Много бед принесла буря — погнили от сырости некоторые товары и продукты, унесло несколько лодок. Но человеческих жертв, к счастью, не было. А вот плоты Крутицкого бросило под утес под Богородском, и там утонуло сразу двести шестьдесят коров. Двести сорок пало в пути от истощения, и в Николаевск дошло всего триста голов. Крутицкий впал в ипохондрию, хотел удавиться, но его успели вытащить из петли.

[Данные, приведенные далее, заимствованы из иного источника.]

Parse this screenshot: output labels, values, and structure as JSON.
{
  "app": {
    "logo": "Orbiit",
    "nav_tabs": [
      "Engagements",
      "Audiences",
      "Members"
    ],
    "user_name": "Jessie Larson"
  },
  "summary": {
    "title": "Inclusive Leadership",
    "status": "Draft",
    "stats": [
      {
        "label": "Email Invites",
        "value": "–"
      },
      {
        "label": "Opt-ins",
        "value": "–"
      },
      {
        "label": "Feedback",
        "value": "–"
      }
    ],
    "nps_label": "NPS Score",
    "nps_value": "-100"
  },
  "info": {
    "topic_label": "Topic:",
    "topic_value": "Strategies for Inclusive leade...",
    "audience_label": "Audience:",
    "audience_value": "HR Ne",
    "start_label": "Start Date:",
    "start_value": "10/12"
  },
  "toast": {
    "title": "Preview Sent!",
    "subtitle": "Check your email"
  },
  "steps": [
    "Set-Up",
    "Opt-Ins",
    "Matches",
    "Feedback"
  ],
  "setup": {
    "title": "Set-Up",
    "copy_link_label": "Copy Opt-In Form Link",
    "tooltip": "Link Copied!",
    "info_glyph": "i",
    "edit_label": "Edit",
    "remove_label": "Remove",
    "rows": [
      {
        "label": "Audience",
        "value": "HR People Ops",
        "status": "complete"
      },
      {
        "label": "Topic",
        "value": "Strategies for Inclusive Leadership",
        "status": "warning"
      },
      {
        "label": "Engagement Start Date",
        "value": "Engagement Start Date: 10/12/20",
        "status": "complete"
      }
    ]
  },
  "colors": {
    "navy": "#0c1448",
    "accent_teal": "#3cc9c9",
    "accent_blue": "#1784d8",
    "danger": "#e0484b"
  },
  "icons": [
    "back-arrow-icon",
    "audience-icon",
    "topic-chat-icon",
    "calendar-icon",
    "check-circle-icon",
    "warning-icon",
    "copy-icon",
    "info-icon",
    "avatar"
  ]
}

— Если б мы не переждали бури в Дондоне, — сказал Чурин, — и нас бросило бы на скалы. Бог спас нас от этого.
— Не бог, а Михаил Александрович, — сказал Павел. Сдав половину груза в Мариинске, Бестужев вел последние баржи уже при заснеженных сопках и ледовых припаях на берегах. В Николаевск они прибыли лишь в конце сентября.
«Наконец после трудного, позднего, мучительного плаванья или, лучше сказать, сухохождения по дну Амура, — писал он родным, — я прибыл на самый край нашей обширной родины… Не хочу обмакивать перо в смеющиеся краски радуги… Вы поймете мое положение из следующих слов: я зазимовал в Николаевске… Три дня, как глубокий снег выше колена выпал после грозы с громом, дождем и молниею, а у меня еще и половина груза не сдано в казну…»
ЕЛИЗАВЕТА
Подходя к дому адмирала Казакевича, Бестужев увидел, как с крыльца сошла молодая, красиво одетая женщина и быстро направилась в гору. Взявшись за ручку двери, он заметил, что она оглянулась и тут же ускорила шаг, стуча каблучками по дощатому тротуару. Мужик с кистью в руках сказал, что пока дом не достроен, Казакевич живет на даче, но сейчас его нет и там — уехал к устью Амура. Пол был завален стружками, пахло краской, лаком, известью.
Выйдя на крыльцо, Бестужев постоял, потом решил осмотреть городок. Пустынные улицы-просеки тянулись вдоль реки. Лишь кое-где катались дети на санках. Морозец стоял небольшой. Недавно выпавший снег таял, капель сочилась с крыш. И в воздухе было что-то весеннее. Дойдя до поперечной улицы, он увидел за углом женщину, которую недавно встретил у дома Казакевича. Едва он показался, она устремилась к нему.